Мы все отправились на танцпол, и я точно следовала всем указаниям подруги – немного потанцевала, потом смешалась с толпой танцующих. Потом пошла в бар, увидела за стойкой мужчину, похожего на моего Дон-Жуана. Он заметил, что я смотрю на него, и поприветствовал меня, подняв бокал. Я улыбнулась и кивнула в ответ. Он подошел. Я поспешила предупредить его, что французским не владею, на что он ответил – наполовину по-английски, наполовину по-испански – что взгляды красноречивее всяких слов. Вблизи он не так походил на Дон-Жуана, однако казался довольно аппетитным. Мы быстро исчерпали все лингвистические ресурсы, но много времени не понадобилось, чтобы мы поняли, что для двоих молодых людей разного пола приемлем только язык тела. Мы поцеловались. Этот-то целовался нормально. Дыхание его участилось. Что-то давило мне на бедро, и я тут же поняла, что у него эрекция. Мы сели на диванчик в темном углу. Я была в юбке – специально ее надела, предвидя что-нибудь подобное. Он спустил с меня трусики и сунул палец в мою влажную дырочку. Произносил какие-то непонятные слова, которые, однако, меня возбуждали. Я провела рукой по его напрягшемуся члену. Он что-то сказал, и я без труда поняла, что ему хочется секса. Я была готова на что угодно – лишь бы избавиться от мыслей о фокуснике. Наплевав на все приличия, мы втиснулись в одну из кабинок женского туалета. Он без всяких церемоний овладел мною. Овладел, и всё тут.

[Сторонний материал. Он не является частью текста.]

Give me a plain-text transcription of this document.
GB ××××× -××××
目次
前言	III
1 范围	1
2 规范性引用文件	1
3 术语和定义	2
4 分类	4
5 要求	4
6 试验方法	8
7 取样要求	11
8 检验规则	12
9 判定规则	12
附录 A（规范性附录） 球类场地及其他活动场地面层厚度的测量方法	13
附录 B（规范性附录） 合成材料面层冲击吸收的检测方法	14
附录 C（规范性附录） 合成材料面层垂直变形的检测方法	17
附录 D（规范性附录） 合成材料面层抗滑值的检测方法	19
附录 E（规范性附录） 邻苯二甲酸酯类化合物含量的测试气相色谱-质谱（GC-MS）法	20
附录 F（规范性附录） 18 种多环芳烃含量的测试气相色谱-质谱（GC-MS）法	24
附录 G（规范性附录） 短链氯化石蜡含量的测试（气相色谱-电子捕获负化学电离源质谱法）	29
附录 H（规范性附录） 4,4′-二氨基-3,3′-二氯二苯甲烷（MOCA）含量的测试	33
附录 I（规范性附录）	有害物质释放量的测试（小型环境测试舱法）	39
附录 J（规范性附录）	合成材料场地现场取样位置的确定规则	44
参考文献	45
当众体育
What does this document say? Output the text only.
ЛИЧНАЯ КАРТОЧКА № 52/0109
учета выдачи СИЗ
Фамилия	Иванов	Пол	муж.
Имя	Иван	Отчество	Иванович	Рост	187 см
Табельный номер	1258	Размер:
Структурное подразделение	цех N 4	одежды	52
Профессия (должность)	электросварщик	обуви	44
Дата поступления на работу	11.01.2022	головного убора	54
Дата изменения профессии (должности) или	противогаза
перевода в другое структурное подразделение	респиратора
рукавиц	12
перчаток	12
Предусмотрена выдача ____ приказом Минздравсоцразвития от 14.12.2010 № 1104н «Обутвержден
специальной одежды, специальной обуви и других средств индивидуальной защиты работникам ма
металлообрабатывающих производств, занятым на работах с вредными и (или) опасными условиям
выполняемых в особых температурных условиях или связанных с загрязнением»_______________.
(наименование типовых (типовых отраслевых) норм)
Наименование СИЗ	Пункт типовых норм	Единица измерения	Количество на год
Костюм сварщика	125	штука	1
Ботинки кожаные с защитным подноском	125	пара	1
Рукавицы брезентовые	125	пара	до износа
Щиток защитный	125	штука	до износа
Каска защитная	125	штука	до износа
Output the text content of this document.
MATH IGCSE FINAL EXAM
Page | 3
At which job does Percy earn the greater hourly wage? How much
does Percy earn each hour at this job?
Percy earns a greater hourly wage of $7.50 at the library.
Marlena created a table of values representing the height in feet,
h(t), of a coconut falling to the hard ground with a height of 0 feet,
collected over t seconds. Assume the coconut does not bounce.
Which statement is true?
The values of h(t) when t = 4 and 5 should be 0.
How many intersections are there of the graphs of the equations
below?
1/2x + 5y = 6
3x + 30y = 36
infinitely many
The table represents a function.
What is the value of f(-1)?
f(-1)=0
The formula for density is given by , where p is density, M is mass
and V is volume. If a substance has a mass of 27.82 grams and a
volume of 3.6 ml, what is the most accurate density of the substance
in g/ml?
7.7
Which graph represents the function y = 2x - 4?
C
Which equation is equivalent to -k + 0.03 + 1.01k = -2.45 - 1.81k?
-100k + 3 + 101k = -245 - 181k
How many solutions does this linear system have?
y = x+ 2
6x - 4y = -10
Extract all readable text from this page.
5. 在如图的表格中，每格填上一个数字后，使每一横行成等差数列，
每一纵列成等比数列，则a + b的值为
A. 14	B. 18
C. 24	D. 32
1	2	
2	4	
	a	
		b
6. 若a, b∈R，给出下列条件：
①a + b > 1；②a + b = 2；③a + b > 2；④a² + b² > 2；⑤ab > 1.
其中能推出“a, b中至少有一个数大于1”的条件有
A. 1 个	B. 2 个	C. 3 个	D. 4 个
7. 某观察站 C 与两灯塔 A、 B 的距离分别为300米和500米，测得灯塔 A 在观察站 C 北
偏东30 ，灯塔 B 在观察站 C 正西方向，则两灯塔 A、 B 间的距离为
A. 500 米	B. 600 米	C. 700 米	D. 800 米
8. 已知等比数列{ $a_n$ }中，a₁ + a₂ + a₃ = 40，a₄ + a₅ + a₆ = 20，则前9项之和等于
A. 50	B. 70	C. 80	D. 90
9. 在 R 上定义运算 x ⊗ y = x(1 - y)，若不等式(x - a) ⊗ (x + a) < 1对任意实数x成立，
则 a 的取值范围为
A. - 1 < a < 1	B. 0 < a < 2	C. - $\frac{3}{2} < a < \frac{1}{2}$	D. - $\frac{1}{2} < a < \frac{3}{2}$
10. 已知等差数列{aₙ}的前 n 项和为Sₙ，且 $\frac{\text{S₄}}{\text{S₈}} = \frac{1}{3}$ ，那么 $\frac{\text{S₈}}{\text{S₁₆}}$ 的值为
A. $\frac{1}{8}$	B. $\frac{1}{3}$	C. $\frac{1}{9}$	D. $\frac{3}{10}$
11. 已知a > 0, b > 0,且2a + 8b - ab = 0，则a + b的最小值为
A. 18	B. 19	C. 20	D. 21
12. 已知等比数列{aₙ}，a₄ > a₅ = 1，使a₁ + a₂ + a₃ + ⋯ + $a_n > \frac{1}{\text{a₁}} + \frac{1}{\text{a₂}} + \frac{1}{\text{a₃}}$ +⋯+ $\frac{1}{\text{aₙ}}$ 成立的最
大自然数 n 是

Вдруг какая-то женщина стучится в дверь кабинки. Мне страшно, я хочу остановиться, а он – ни в какую, да еще предлагает оральный секс. Мне, понятное дело, не вырваться – этот тип думает, что ему все можно, хоть он и в женском туалете. Он настаивал, я сопротивлялась, хотела выйти, он меня не пускал и совал мне член в рот. Меня стошнило. Я не терплю, когда меня принуждают к оральному сексу. Просто ненавижу. Я ему сказала по-португальски, что меня тошнит. Он вроде понял и перепугался, что меня вырвет прямо на него, и выпустил меня. Как я его возненавидела! Я вышла из туалета, вернулась на танцпол, и меня тут же закадрил лысоватый, но симпатичный мужчина. Наш танец содержал многозначительные намеки, и через несколько минут он уже начал целовать меня в губы, уже целованный до него двумя мужчинами. Ночь промискуитета. Этот целовался лучше всех. Мы продолжали свои странные танцы, пока обоим не захотелось пить, и мы пошли в бар. Он спросил по-французски две бутылки газированной воды. Мы выпили и снова стали целоваться, не говоря ни слова. Мне было ясно, что он не глухонемой, только потому, что я слышала, как он говорил с барменом. Полный экстаз!